The story begins in the early 1850s, the waning years of the Qing dynasty, when word spread of a major revolution brewing in the provinces, led by a failed civil servant who claimed to be the son of God and brother of Jesus. The Taiping rebels drew their power from the poor and the disenfranchised, unleashing the ethnic rage of millions of Chinese against their Manchu rulers. This homegrown movement seemed all but unstoppable until Britain and the United States stepped in and threw their support behind the Manchus: after years of massive carnage, all opposition to Qing rule was effectively snuffed out for generations. Stephen R. Platt recounts these events in spellbinding detail, building his story on two fascinating characters with opposing visions for China’s future: the conservative Confucian scholar Zeng Guofan, an accidental general who emerged as the most influential military strategist in China’s modern history; and Hong Rengan, a brilliant Taiping leader whose grand vision of building a modern, industrial, and pro-Western Chinese state ended in tragic failure.

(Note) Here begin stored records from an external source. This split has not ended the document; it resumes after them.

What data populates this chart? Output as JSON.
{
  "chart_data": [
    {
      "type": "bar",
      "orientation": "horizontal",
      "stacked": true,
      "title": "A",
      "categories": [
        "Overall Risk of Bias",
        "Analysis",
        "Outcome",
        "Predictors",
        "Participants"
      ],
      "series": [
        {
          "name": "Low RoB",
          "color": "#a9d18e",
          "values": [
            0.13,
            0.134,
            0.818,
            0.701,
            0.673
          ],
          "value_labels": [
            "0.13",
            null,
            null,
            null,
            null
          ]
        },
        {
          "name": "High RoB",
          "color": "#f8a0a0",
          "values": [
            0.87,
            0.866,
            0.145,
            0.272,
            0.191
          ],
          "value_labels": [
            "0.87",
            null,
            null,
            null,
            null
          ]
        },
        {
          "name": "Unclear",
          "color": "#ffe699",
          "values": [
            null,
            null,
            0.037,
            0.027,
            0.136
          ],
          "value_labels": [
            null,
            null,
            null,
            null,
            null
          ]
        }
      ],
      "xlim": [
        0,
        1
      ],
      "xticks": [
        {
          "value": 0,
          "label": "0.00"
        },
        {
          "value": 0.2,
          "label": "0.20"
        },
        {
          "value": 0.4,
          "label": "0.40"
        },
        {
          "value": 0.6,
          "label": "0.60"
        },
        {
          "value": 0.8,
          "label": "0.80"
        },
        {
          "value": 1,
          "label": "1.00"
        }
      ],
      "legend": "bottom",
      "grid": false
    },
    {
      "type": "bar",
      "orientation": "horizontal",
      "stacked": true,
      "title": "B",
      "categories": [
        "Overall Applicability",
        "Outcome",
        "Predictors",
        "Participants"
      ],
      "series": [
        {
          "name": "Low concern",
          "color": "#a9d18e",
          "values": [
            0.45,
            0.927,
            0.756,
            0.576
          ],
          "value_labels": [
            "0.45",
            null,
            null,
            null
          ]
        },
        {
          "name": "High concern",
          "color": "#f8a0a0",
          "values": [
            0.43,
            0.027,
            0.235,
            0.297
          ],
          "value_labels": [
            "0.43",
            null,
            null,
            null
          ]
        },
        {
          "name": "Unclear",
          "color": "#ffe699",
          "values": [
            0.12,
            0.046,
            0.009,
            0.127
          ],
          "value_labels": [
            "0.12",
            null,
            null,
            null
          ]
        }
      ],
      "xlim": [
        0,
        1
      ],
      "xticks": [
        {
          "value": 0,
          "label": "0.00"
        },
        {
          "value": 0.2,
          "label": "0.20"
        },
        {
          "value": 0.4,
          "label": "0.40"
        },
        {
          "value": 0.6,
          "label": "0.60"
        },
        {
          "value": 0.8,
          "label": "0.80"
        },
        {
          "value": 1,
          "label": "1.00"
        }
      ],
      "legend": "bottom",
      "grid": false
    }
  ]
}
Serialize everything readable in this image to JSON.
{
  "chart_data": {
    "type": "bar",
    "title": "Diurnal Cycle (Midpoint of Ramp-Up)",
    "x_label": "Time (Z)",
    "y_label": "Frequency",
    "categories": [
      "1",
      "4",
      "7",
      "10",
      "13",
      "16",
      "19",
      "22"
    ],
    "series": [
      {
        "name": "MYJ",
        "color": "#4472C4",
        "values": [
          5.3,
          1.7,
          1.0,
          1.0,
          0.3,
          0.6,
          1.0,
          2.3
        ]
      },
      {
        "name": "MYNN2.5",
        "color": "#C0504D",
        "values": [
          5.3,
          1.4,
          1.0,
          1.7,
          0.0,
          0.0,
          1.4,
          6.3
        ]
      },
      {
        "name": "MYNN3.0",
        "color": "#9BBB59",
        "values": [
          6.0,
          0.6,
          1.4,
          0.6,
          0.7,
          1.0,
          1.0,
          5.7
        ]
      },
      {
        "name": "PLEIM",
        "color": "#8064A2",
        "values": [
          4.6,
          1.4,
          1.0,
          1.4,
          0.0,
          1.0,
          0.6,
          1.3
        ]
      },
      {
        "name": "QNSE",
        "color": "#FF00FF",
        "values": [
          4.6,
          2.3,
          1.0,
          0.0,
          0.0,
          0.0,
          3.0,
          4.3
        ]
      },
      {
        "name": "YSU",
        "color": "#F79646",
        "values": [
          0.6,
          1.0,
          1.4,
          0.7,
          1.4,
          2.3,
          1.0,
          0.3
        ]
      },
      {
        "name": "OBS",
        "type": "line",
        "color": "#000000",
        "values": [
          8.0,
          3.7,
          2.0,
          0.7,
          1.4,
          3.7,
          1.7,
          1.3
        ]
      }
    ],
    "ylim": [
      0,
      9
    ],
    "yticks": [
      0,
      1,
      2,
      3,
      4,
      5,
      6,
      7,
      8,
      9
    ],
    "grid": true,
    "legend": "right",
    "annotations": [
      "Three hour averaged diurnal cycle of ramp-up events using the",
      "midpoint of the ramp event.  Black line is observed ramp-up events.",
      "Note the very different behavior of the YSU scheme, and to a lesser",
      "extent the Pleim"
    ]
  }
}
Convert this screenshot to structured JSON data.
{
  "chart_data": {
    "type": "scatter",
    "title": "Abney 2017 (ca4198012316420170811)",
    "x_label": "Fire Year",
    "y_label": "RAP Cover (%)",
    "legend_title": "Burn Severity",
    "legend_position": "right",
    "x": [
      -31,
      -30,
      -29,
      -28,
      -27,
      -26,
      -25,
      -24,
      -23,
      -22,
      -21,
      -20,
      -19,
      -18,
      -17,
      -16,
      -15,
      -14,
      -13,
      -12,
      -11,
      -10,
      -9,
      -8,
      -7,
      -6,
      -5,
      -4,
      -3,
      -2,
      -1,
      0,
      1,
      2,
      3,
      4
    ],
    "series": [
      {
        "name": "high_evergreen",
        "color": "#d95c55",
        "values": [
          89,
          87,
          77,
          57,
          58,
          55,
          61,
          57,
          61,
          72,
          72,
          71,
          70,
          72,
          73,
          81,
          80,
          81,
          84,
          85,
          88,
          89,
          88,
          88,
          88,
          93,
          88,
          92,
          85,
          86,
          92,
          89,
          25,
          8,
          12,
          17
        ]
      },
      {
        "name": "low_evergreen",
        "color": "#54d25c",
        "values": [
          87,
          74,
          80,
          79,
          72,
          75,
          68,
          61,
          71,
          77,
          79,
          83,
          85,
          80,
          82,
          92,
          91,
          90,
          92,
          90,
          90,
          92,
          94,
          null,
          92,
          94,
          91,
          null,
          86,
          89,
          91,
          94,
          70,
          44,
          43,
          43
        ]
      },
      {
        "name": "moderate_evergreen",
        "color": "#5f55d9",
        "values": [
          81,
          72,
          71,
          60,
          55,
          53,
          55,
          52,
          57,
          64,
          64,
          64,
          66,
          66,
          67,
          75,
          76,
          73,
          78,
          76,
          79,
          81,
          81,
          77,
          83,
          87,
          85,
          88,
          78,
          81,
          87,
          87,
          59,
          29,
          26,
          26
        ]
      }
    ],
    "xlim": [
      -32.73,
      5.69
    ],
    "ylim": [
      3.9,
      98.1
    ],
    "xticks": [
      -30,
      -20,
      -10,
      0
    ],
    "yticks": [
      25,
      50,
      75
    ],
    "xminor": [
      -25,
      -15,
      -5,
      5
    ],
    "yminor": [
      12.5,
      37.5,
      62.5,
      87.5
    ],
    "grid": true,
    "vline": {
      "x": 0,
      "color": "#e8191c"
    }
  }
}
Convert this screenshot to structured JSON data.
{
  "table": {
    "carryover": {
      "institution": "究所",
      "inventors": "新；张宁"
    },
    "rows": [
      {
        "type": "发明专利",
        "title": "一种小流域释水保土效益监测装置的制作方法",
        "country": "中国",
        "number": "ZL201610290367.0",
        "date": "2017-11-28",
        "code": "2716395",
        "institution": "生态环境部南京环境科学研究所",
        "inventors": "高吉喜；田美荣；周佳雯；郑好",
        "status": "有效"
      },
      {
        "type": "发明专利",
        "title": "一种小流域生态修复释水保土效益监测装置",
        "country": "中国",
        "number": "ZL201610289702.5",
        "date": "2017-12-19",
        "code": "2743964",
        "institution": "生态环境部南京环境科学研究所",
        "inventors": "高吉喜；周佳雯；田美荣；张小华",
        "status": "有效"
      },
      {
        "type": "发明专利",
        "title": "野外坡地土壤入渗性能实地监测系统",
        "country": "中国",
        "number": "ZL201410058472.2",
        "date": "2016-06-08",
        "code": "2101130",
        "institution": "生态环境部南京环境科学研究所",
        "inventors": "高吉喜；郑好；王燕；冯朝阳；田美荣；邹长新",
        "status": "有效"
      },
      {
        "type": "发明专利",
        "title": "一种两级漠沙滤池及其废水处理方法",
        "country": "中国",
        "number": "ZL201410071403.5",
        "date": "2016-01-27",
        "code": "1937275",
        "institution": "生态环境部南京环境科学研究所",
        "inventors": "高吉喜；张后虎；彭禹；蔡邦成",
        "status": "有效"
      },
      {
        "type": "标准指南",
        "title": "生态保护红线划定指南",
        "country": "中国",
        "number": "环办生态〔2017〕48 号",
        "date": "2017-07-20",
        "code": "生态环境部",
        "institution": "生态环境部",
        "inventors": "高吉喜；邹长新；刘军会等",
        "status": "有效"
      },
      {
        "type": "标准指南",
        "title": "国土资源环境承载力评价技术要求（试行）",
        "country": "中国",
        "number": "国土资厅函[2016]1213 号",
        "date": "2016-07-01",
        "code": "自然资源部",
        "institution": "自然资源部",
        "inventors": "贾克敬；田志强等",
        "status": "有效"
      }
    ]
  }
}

This is an essential and enthralling history of the rise and fall of the movement that, a century and a half ago, might have launched China on an entirely different path into the modern world.
PUBLISHERS WEEKLY
History's bloodiest civil war ended in 1864 in China. The cataclysmic Taiping rebellion is given a splendid account by UMass-Amherst historian Platt (Provincial Patriots: The Hunanese and Modern China). In 1837 a peasant named Hong Xiuquan announced that he was Jesus' younger brother, sent to rid China of "devils" including its weak, corrupt, ethnically foreign Manchu rulers. His charisma attracted a vast following that by the 1850s had conquered a large area, the Taiping Heavenly Kingdom, with a capital at Nanjing. Despite the oddball theology, many Christian missionaries from England and elsewhere enthusiastically supported the Taipings, but could not win over their governments, who were preoccupied with pugnacious efforts to extract trading concessions from the enfeebled central government. Crushed with immense bloodshed, the rebellion left the Manchu dynasty even weaker, although it limped on for 50 more years. An upheaval that led to the deaths of 20 million, dwarfing the simultaneously fought American Civil War, deserves to be better known, and Platt accomplishes this with a superb history of a 19th-century China faced with internal disorder and predatory Western intrusions. 16 pages of photos; 5 maps.